- By David M. Kinchen
Regional and state unemployment rates were little changed in February, according to a report released Friday, March 29, 2013 by the U.S. Bureau of Labor Statistics. Twenty-two states had unemployment rate decreases, 12 states had increases, and 16 states and the District of Columbia had no change, according to the report.
Thirty-seven states and the District of Columbia had unemployment rate decreases from a year earlier, 10 states had increases, and 3 states had no change. The national jobless rate, 7.7 percent, edged down from January and was 0.6 percentage point lower than in February 2012.
Regional Unemployment (Seasonally Adjusted)
In February, the West continued to have the highest regional unemployment rate, 8.5 percent, while the South had the lowest rate, 7.3 percent. No region had a statistically significant over-the-month unemployment rate change. Significant over-the-year rate changes occurred in two regions: the West (-1.0 percentage point) and South (-0.6 point). (See table 1.)

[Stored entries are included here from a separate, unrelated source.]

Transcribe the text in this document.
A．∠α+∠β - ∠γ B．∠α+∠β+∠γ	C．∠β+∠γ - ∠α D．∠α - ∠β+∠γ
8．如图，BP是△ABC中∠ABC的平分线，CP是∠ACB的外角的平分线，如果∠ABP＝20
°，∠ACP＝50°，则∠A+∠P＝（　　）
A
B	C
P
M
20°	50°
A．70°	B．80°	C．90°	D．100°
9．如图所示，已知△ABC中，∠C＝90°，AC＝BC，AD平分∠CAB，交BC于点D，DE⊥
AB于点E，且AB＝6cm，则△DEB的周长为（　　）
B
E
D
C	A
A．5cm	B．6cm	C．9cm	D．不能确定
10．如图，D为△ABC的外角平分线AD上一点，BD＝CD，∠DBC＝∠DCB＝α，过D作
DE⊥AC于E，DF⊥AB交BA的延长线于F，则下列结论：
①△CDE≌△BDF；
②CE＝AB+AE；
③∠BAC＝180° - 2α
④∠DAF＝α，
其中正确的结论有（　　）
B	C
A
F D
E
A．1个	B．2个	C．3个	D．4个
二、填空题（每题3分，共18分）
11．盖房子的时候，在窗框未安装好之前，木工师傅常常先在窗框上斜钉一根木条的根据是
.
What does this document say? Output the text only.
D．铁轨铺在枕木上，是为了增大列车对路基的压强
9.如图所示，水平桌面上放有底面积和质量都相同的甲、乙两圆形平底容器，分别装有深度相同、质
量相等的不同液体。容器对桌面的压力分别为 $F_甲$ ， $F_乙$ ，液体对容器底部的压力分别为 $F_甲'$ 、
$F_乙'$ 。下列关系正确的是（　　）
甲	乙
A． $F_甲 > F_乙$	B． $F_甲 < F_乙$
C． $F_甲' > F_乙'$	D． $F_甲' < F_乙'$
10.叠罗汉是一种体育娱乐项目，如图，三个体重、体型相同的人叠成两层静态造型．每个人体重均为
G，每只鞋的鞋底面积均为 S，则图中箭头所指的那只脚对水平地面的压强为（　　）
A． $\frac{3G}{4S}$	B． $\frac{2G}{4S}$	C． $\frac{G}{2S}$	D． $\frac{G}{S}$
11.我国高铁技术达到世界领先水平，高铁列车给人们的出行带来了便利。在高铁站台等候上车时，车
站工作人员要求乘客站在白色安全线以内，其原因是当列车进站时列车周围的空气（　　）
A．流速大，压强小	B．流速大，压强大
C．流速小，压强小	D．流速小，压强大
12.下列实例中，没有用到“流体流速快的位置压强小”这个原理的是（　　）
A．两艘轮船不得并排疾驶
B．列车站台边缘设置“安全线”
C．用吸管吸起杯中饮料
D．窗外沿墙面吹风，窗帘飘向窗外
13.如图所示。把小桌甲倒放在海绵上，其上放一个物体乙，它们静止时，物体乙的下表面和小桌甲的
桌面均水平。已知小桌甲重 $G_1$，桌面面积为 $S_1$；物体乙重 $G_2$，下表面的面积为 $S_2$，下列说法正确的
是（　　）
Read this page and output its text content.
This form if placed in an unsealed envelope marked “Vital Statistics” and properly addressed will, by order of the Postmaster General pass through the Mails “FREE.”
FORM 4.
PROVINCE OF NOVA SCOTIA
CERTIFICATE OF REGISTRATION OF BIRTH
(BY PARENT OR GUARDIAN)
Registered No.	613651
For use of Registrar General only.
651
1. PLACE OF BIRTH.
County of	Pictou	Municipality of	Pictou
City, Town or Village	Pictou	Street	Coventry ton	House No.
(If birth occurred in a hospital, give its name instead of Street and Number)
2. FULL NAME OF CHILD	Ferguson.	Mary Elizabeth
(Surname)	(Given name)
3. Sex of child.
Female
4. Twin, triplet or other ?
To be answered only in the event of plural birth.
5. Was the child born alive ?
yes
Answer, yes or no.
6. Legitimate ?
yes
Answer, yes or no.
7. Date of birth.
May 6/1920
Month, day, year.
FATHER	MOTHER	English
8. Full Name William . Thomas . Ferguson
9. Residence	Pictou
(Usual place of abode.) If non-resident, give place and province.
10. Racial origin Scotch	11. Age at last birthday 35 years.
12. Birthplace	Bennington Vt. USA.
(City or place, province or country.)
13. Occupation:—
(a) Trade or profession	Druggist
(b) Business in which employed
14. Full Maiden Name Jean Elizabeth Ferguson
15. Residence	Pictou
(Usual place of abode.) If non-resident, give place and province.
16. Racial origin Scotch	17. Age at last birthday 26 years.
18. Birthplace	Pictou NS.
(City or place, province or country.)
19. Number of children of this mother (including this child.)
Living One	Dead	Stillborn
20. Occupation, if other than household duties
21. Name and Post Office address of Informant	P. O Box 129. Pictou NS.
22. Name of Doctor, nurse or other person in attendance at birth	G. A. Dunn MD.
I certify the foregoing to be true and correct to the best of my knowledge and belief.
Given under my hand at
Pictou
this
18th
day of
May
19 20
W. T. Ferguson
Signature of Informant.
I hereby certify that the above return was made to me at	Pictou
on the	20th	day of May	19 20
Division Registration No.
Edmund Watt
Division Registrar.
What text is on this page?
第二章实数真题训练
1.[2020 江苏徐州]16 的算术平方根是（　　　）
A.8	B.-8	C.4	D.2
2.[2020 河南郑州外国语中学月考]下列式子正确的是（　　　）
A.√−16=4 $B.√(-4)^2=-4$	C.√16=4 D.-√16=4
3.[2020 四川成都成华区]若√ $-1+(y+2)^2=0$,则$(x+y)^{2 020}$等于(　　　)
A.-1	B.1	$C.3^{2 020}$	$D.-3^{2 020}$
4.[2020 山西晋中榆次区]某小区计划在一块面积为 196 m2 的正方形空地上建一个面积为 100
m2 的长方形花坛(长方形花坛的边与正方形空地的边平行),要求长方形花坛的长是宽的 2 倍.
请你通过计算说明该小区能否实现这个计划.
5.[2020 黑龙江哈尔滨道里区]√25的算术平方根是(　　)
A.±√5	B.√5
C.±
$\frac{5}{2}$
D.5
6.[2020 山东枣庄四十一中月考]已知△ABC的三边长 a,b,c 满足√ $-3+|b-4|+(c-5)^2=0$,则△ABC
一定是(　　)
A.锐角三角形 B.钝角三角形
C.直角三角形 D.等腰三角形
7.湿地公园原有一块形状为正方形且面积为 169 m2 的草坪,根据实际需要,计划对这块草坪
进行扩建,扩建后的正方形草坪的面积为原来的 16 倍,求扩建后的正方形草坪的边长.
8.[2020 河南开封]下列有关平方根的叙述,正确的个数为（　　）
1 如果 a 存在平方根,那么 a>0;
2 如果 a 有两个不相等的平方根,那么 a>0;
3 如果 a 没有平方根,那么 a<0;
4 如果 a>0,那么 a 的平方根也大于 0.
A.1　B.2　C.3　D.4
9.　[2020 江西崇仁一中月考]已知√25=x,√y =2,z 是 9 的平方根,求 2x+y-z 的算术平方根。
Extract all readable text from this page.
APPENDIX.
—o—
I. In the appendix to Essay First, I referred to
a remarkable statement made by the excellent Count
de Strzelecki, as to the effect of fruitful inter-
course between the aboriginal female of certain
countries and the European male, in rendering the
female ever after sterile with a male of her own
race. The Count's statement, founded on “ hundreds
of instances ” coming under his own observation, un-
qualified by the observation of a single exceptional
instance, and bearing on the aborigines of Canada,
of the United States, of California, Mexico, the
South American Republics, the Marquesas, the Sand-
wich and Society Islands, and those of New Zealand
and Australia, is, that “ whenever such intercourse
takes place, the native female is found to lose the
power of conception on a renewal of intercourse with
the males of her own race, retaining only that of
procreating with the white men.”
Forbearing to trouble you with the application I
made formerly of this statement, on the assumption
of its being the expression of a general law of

Among the nine geographic divisions, the Pacific continued to have the highest jobless rate, 9.1 percent in February. The West North Central again had the lowest rate, 5.5 percent. No division had a statistically significant over-the-month unemployment rate change. Four divisions had significant rate changes from a year earlier, all of which were decreases. The largest of these declines occurred in the Pacific (-1.1 percentage points).
State Unemployment (Seasonally Adjusted)
California, Mississippi, and Nevada had the highest unemployment rates among the states in February, 9.6 percent each. North Dakota again had the lowest jobless rate, 3.3 percent. In total, 22 states had jobless rates significantly lower than the U.S. figure of 7.7 percent, 11 states had measurably higher rates, and 17 states and the District of Columbia had rates that were not appreciably different from that of the nation. (See tables A and 3 and chart 1.)
Four states had statistically significant over-the-month unemployment rate declines in February: Rhode Island (-0.4 percentage point), Vermont (-0.3 point), and California and New Jersey (-0.2 point each). Two states had significant rate increases over the month: Illinois (+0.5 percentage point) and Wisconsin (+0.2 point). The remaining 44 states and the District of Columbia had jobless rates that were not measurably different from those of a month earlier, though some had changes that were at least as large numerically as the significant changes.
Nevada had the largest jobless rate decline from February 2012 (-2.2 percentage points). Seven additional states had smaller but also statistically significant decreases over the year: Florida and Idaho (-1.3 percentage points each); California (-1.2 points); Colorado and Hawaii (-1.0 point each); Washington (-0.9 point); and Texas (-0.7 point). The remaining 42 states and the District of Columbia had unemployment rates that were not appreciably different from those of a year earlier.
Nonfarm Payroll Employment (Seasonally Adjusted)
In February 2013, 21 states had statistically significant over-the-month changes in employment, 19 of which were increases. The largest statistically significant job gains occurred in Texas (+80,600) and California (+41,200). The two statistically significant employment decreases occurred in Connecticut (-5,700) and Rhode Island (-2,600). (See table B.)
Over the year, 35 states had statistically significant changes in employment, all of which were positive. The largest over-the-year job increase occurred in Texas (+359,800), followed by California (+293,800) and Florida (+128,100).